The Third Circuit affirmed.

In an opinion filed today with the clerk, we also affirm.

The Locomotive Inspection Act is silent as to its preemptive effect, but this Court held in Napier versus Atlantic Coast Line Railroad Company that the Act manifest an intention to occupy the entire field of regulating locomotive equipment.

Petitioners do -- and ask us to overrule Napier and we find that Napier compels the conclusion that petitioner's tort claims were preempted.

We first reject petitioner's claim that a subsequently enacted statute, the Federal Railroad Safety Act narrowed the Locomotive Inspection Act's preemptive scope.
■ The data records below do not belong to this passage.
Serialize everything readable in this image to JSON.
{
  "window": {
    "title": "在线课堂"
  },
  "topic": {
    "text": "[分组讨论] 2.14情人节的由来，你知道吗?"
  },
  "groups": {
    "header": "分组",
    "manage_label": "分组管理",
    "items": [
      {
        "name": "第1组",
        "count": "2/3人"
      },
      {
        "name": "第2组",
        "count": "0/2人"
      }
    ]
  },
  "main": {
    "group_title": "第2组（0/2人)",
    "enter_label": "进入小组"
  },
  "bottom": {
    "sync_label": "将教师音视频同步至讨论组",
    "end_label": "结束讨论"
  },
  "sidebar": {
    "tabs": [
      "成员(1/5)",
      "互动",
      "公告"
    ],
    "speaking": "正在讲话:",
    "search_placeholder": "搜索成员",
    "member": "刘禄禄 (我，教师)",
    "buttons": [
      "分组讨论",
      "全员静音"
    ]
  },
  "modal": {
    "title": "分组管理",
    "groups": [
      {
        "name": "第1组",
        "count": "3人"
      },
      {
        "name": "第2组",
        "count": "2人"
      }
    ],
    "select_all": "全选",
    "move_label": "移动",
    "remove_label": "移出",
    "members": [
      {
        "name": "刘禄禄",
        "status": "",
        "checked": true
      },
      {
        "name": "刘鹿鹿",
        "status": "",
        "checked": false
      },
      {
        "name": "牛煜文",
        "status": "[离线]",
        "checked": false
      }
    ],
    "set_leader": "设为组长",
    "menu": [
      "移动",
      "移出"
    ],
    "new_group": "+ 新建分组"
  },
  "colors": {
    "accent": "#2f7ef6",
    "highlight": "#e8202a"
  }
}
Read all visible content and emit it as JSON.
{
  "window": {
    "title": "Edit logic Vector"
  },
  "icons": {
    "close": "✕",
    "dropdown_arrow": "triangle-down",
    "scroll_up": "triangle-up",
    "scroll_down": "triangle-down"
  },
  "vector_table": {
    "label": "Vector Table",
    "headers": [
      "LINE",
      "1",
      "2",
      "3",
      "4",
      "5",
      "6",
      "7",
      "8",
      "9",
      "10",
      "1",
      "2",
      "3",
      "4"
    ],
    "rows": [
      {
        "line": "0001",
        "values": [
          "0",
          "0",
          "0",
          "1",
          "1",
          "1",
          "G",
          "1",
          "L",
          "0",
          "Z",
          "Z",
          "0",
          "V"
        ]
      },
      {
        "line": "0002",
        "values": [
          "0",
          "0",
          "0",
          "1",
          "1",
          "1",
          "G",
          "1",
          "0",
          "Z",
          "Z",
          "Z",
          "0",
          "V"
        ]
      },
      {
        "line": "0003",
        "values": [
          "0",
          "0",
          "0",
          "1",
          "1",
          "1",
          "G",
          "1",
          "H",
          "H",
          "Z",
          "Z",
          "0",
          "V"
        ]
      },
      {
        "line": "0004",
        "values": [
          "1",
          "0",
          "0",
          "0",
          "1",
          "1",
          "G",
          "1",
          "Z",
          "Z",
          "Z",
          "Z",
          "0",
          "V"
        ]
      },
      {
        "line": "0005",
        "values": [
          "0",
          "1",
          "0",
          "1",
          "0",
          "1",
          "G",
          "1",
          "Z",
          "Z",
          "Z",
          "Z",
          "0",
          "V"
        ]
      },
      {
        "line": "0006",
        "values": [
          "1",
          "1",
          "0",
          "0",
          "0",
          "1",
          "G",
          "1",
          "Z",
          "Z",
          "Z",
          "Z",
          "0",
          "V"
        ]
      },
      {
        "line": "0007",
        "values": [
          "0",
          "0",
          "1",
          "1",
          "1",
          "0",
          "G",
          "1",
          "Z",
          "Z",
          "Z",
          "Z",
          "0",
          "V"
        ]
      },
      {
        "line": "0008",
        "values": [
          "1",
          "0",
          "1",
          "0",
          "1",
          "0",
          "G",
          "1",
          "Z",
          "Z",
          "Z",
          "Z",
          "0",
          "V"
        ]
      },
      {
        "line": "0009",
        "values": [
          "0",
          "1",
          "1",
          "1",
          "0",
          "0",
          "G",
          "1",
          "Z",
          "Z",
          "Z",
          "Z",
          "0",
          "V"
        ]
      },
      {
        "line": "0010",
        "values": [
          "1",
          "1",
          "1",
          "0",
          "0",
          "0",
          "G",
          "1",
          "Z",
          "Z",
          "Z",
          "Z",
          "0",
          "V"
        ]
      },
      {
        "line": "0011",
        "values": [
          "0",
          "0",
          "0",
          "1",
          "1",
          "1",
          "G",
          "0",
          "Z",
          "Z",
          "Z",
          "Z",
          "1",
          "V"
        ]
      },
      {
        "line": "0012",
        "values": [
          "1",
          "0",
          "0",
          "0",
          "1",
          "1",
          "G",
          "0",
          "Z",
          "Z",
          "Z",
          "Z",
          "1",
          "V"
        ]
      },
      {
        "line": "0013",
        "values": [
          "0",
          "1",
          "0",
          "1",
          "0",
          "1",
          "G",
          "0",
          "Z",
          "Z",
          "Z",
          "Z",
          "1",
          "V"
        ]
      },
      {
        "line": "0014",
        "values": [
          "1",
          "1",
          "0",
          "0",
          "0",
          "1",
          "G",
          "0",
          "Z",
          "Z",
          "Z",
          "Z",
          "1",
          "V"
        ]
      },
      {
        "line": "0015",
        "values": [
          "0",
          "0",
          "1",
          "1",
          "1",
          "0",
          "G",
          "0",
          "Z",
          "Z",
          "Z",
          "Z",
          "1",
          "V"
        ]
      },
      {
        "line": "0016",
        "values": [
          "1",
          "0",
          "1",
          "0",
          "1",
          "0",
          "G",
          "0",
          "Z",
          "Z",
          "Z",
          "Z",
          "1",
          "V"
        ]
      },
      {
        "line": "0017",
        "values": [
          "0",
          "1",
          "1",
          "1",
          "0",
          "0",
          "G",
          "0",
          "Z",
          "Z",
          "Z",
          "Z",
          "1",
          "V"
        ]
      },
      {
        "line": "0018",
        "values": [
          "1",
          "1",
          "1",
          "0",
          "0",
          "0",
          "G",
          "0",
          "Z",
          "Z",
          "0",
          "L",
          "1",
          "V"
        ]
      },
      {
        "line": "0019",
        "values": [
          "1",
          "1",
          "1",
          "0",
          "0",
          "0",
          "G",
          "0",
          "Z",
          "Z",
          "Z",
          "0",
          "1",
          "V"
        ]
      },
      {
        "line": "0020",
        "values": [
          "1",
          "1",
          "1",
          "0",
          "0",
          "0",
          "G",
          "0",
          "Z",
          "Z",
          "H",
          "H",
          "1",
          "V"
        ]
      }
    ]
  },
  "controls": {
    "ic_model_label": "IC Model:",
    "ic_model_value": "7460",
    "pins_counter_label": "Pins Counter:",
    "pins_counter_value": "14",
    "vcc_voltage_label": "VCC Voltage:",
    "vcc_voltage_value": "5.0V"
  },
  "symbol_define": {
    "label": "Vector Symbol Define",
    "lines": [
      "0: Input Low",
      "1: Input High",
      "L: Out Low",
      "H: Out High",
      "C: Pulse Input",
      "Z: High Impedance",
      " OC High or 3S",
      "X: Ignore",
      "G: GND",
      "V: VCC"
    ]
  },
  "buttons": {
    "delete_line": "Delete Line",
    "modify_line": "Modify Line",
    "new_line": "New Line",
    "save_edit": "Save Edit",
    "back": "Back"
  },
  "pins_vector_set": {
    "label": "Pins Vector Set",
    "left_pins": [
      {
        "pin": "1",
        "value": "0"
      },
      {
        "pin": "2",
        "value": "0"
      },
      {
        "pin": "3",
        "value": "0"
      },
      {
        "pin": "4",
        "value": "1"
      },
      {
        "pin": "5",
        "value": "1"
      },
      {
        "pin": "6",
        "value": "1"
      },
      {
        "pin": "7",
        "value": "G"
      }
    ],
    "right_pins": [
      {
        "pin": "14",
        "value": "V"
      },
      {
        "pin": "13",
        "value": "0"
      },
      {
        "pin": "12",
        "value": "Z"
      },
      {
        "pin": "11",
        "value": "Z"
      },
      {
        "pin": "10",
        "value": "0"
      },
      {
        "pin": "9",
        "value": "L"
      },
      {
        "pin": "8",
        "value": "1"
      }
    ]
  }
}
The Railroad Safety Act leaves preexisting statutes like the Locomotive Inspection Act intact.

We, therefore, conclude that the Railroad Safety Act left the preemptive reach of the Locomotive Inspection Act in place.

Petitioners -- petitioners alternatively contend that their claims do not fall within Napier's definition of the field preempted by the Locomotive Inspection Act.

They argue that the state law claims arising from the repair or maintenance of locomotives as opposed to claims arising from the use of locomotives on the railway do not fall within the preempted field.

That argument is inconsistent with Napier's holding that Congress “Manifested the intention to occupy the entire field of regulating locomotive equipment.”

Napier did not distinguish between hazards arising from repair and those arising from use on the line.

We are also unpersuaded by petitioners' argument that their failure to warn claims do not fall within the preempted field.

A failure to warn claim alleges that a product itself is unlawfully dangerous unless accompanied by warnings or instructions deemed sufficient by a state law.

Petitioners' failure to warn claims are therefore directed at the equipment of locomotives and fall within the preempted field.

For these reasons and other reasons discussed in our opinion, the judgment of the Court of Appeals is affirmed.

Justice Kagan has filed a concurring opinion.

Justice Sotomayor has filed an opinion concurring in part and dissenting in part in which Justices Ginsburg and Breyer join.